Skocz do zawartości

Rekomendowane odpowiedzi

Opublikowano

Nie probowalem, nie moja polka cenowa :D ale skoro jest do porsche to dlaczego mialbym uzywac go na vw :P chyba zeby sie dowartosciowac.

 

PS

Oczywiscie jaja sobie robie, jesli ktos nie wyczul sarkazmu to trudno. A tak przy okazji mam latwiej bo ja bym kupil scuderie, a tam w jednym sloiku mam alfa romeo i ferrari :-]

Opublikowano

Przepraszam, że namieszałem z tym pytaniem, ale mam jeszcze problemy z poruszaniem się po forum. naprawię to. a co do zymola dla porsche, to wziałem go po konsultacji z chłopakiami z Car Spa. Uznali, ze będzie dobry, bo w końcu chodzi o niemiecki lakier;-).

Przy okazji jeśliby ktoś pamiętał, gdzie na forum sa info o tym moim zymolu to prosże o linka.

Przy okazji chciałbym Wam napisać o moich doświadczeniahc z Megsem. Używam od długiego już czasu i naprawde auto wyglada ok. ale fakt, że pracuję na nim co miesiąc. Czyli glinka (po miesiącu nie ma zbyt dużo brudu na niej), DC2, woski (wcześnij Gold Class, teraz #16). Mysie szmopnem co tydzień, a pomięzy woskowaniami UQW. Zdarza się też, zew środki tygodnia podjądę na myjnię ręczna, ale auto spryskuję tylko samą wodą i gołą ręka, aby sprawdzić, czy jakiś brudek się przykleił. Potem delikatnie UQW. Wcześniej UQD

Opublikowano

Witam . Nabyłem niedawno zymola glasur.
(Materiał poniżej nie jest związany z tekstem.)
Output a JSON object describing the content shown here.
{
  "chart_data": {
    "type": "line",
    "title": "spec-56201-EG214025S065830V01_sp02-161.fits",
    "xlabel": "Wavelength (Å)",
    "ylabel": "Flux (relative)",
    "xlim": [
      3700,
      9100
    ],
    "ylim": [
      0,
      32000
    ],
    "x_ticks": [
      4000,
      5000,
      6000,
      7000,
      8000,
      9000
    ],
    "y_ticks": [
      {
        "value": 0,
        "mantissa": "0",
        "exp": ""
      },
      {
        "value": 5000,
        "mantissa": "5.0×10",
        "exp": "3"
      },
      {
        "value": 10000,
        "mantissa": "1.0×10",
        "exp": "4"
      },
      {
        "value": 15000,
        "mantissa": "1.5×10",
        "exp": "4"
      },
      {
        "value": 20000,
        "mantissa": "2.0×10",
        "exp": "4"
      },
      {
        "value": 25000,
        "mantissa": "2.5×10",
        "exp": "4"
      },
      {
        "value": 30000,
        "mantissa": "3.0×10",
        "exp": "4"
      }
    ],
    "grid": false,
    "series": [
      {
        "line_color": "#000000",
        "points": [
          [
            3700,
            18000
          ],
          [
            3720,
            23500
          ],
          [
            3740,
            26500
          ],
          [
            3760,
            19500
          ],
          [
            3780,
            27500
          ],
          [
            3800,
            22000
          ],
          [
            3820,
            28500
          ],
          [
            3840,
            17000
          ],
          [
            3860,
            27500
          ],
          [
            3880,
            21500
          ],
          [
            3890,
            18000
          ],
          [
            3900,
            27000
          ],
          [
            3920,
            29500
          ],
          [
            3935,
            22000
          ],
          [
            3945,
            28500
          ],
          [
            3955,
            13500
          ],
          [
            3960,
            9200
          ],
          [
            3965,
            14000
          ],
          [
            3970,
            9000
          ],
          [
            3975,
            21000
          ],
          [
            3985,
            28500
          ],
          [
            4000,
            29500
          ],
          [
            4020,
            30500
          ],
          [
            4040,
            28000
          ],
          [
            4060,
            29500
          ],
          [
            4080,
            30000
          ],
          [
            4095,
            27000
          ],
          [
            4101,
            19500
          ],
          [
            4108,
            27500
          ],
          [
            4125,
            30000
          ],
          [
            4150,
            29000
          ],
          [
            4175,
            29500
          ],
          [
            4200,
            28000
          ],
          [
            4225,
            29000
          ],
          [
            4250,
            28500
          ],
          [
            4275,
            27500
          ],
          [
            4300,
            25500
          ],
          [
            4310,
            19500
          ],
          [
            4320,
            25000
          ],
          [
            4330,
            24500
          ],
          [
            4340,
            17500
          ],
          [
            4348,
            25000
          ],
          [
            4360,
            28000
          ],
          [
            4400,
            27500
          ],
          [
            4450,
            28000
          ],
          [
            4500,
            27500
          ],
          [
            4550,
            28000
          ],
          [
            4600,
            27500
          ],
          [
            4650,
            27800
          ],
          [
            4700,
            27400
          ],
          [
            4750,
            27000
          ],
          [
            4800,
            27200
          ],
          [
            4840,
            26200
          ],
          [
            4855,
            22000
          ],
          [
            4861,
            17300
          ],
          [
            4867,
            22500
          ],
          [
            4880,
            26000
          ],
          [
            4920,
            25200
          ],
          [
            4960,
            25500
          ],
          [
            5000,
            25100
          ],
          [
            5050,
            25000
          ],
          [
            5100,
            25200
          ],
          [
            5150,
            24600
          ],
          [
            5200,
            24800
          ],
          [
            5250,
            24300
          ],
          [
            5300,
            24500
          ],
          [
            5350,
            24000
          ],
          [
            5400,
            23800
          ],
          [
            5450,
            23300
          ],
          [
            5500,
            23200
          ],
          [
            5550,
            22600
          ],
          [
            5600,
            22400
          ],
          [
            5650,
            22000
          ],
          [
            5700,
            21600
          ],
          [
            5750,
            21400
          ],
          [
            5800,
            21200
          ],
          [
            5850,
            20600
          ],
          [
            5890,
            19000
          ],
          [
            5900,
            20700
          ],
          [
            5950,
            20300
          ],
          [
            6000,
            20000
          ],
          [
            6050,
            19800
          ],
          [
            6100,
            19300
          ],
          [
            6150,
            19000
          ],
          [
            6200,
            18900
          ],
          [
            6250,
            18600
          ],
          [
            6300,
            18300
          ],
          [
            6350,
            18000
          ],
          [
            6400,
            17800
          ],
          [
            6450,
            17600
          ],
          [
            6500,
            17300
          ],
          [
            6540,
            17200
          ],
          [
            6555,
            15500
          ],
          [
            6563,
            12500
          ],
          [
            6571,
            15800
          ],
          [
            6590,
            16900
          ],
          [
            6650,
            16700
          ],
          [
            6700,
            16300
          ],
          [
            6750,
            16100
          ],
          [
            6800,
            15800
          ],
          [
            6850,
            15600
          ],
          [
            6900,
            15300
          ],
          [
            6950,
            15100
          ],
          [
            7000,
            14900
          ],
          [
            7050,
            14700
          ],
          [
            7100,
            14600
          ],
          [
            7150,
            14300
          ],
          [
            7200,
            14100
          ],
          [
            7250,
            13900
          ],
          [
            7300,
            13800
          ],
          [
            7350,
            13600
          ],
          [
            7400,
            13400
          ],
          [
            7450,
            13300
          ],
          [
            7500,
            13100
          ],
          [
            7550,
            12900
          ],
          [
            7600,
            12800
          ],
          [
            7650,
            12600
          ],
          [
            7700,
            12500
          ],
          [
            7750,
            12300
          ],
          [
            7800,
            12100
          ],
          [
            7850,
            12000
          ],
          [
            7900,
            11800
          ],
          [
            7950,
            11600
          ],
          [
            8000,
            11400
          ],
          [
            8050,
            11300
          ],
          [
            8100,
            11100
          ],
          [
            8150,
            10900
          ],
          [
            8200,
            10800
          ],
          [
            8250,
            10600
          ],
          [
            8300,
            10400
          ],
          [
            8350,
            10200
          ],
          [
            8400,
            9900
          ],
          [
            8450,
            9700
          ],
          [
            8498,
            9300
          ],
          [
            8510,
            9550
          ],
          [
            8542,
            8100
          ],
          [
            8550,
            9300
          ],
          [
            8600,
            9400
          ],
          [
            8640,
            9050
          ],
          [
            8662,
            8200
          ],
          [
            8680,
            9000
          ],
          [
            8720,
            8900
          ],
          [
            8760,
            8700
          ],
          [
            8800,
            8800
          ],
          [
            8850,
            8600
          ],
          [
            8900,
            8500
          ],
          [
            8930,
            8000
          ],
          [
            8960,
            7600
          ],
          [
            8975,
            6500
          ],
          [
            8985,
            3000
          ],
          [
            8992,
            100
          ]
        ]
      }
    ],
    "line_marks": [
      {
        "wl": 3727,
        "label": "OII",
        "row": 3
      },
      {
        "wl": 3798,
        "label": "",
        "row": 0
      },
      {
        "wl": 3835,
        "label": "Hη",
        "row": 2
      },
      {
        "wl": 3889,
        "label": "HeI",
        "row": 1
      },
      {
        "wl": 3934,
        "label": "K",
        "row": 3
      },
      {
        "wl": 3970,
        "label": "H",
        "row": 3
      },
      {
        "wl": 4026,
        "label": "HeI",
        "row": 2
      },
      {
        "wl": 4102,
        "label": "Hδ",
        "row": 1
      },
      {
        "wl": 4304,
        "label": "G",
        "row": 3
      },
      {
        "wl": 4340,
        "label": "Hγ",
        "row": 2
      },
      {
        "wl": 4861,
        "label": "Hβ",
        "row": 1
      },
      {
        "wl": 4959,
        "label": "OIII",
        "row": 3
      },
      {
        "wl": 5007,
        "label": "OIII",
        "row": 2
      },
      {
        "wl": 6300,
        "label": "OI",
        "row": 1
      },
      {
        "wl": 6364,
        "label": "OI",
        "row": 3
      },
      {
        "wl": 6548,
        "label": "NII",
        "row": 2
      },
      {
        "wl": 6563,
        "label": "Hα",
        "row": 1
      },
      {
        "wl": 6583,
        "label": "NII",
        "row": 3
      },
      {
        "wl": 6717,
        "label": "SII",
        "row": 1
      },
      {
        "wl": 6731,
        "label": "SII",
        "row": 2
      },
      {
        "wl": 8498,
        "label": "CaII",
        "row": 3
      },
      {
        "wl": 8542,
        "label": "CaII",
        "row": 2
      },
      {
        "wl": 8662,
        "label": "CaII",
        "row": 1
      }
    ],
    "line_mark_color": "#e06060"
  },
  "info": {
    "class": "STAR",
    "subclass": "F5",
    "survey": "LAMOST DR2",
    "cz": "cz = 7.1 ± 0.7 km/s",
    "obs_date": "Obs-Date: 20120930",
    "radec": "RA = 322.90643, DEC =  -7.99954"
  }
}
W car spa podpowiedzili mi, ze bedzie pasował do mojego vw golfa v, bo też niemiecki wszak lakier. Ponieważ jestem nowy :kox: na forum proszę o pomoc w analizie pracy z tym produktem. Oczywiście glinkowianie i HD Cleanse. Czy po HD myjecie auto jeszcze raz, czy woskujecei. Ile czekacie do woskowanie. Ile warstw wosku preferujecie, ewentualnie w jakich odstepach. Zaznaczam, że będzie nakładany ręcznie. Czy wypocenie wosku ma takze zastosowanie do glasur.

Prosze szanownych forumowiczów o wykazanie cierpliwościa dla nowicjusza (w forum , bo nie w detailingu :-] ) i wspomożenie :!:

Opublikowano

Evo, Ok, lektura przeczytana. Nie chciało mi sie wcześniej szukać :P

Jednej rzeczy tylko sie nie doszukałem, znalazłem gdzieś wcześniej info, że victorie lepiej nakładać na element i wycierać, niż na całe auto. Jak z waszych doświadczeń to wygląda. Dziś otrzymałem duże opakowanie victorii, w weekend może uda mi sie jakieś testy zrobić.

Opublikowano

Witam. A jestem świezo po nałożeniu glasura. Na początek na maskę i przednie blotniki. Wcześniej oczywiście szapon (Gold Classs), a potem glinka zymola i politurka HD cleanse. wisienką na torcie jest oczywiście ręczne nakladanie wosku. super. Moje spostrzeżenie jest takie, że HD Cleanse jest łatwiejsze w aplikacj niż DC2 Megsa. Dosłownie widać jak zymol wnika w lakier i to mimo, że wczes iej cały czas też używałem politury DC2.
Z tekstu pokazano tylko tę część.